As his former Transcendental Meditation teaching colleague, I decided that I would also discuss his Being. In other words, I chose to remind everyone present that, because Steven was intimately familiar with the Transcendent, his higher Self—the Universal Being inside each of us— and recognized that from so many long and deep sittings of meditation he was already fine. Said slightly differently, the sad news for his survivors as the Angel of Death completed his assignment and took the individual we call Steven away from us on the physical plane, there was also good news to report. And that was that Steven was left with his Being on the metaphysical plane, and he instantly recognized that as his true nature. So Steven hasn’t gone anywhere, he simply merged with what he was, in a similar way that he had already merged with that in the meditations that we did together as villa mates on our teacher training course so many moons course so many moons ago on the southwest coast of Spain. As the waves of the Atlantic merged with the ocean outside our villa, our individual waves of consciousness were merging with the ocean of our Being. Steven spent most of his adult life doing just that in his twice a day meditations.
We
all lose our Stevens in life. Sometimes our father is named Steven.
Sometimes our uncles, clients, bosses, friends and the guys we play t e n
n i s w i t h . Sometimes the Angel of Death takes the Stephanies from
us, too. Our mothers, aunts,
sisters, cousins, friends, co-workers and---God forbid—our daughters,
too. And when all that we know of these Stevens and Stephanies in our
lives is their individualities, then grief can sometimes overtake us.
When, however, we also know that beyond the individuality of the dear
one who leaves us behind there is also a universality, we can be
comforted. I don’t mean in some religious way as the ministers and
rabbis like to tell us, but in a deeply spiritual way, because we know
that what was never created can never be destroyed.
Their
bodies were certainly created by their parents nine months before their
birth certificate registered their arrival in our world, but the
invisible essence of who they were never was created. As Einstein said
so eloquently: “Energy cannot be created or destroyed.”

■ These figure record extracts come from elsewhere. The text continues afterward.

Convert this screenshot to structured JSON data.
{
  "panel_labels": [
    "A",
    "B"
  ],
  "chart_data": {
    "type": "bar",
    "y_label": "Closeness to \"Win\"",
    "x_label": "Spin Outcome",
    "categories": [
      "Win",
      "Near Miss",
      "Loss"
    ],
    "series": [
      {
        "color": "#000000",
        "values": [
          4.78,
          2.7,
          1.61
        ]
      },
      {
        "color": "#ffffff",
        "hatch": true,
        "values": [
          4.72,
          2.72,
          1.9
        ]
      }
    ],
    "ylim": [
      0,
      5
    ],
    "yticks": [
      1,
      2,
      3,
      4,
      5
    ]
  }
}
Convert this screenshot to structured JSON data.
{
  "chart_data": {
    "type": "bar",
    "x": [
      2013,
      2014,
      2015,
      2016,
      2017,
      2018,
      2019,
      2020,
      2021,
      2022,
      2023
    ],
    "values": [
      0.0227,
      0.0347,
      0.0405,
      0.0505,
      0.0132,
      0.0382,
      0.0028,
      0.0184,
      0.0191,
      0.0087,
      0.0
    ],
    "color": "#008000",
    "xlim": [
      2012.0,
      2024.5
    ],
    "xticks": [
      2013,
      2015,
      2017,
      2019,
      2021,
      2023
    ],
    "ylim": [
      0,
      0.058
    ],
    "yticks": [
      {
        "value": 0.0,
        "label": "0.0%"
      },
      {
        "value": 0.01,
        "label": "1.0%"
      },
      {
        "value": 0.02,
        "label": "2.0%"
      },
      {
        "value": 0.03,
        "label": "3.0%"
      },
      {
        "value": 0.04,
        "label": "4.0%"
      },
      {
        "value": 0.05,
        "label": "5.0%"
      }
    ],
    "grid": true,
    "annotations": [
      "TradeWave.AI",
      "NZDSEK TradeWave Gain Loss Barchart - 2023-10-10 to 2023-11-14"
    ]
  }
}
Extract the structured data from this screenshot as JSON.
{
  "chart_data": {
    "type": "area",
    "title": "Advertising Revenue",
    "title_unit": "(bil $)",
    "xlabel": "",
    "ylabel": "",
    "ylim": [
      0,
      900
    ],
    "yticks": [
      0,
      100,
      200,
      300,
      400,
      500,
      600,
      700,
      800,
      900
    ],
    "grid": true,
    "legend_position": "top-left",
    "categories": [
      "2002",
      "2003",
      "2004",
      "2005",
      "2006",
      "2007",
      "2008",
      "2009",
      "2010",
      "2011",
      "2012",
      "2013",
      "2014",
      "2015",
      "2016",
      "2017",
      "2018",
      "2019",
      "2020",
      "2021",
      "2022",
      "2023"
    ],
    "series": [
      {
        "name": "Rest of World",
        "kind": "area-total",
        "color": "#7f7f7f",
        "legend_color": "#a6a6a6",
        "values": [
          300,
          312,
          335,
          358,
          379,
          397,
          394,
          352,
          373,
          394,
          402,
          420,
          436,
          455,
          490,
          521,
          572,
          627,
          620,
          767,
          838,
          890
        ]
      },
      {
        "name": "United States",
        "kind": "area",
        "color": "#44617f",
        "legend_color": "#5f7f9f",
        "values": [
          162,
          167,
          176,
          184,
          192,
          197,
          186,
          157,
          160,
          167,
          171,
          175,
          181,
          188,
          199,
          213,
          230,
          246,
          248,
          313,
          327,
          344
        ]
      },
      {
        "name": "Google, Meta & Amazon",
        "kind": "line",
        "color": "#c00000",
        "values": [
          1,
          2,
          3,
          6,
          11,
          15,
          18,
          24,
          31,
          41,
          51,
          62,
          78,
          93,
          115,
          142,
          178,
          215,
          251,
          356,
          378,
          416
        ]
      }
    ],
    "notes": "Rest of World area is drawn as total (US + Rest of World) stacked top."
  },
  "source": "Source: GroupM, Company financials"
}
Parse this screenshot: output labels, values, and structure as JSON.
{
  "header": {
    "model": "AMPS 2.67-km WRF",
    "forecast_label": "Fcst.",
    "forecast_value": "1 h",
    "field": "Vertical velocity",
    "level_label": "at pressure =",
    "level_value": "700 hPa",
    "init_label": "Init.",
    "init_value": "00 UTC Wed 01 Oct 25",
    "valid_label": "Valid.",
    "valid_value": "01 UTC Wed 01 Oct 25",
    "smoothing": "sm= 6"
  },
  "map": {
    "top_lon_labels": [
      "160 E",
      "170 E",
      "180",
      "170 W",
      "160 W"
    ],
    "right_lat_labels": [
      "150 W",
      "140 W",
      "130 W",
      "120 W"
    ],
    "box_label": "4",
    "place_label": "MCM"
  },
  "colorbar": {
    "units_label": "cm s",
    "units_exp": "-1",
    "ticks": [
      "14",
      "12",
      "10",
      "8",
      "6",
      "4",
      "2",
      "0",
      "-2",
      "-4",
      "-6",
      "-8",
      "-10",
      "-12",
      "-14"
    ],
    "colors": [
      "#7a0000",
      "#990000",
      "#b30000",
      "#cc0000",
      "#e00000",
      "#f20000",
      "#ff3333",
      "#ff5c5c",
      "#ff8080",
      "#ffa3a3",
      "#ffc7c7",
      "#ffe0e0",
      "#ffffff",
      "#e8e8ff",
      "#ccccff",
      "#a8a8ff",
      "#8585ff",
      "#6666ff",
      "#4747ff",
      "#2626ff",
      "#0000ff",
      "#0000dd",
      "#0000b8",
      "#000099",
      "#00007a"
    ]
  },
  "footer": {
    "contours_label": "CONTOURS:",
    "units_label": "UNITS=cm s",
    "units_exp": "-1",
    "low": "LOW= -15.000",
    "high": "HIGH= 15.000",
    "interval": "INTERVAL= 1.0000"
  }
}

The same can be said of our essence. Einstein added that energy can be changed in its form. And such is the case with our essence, as well; it can change form in the process that we call reincarnation. (Or perhaps reintarnation, in the South. Just kidding.) If we are wise enough to experience our true nature in this body, when the Angel of Death comes for it, we can comfortably give it to him, peaceful in the knowledge and experience that there is nowhere for us to go, because who we in our deepest nature is already everywhere. And so we quietly shed our form as we quietly remove our clothing every night before going to sleep. And instead of resting in the silence of yet another night on our beds for eight hours, we rest in the eternal silence of our true nature, the who we’ve always been in the past, and the who we will be forever.
So I say so long to Steven and congratulate him for all the wonderful things that he did on Earth, and congratulate him for all the wonders he’s now enjoying in the timelessness of Being that some people also call Heaven.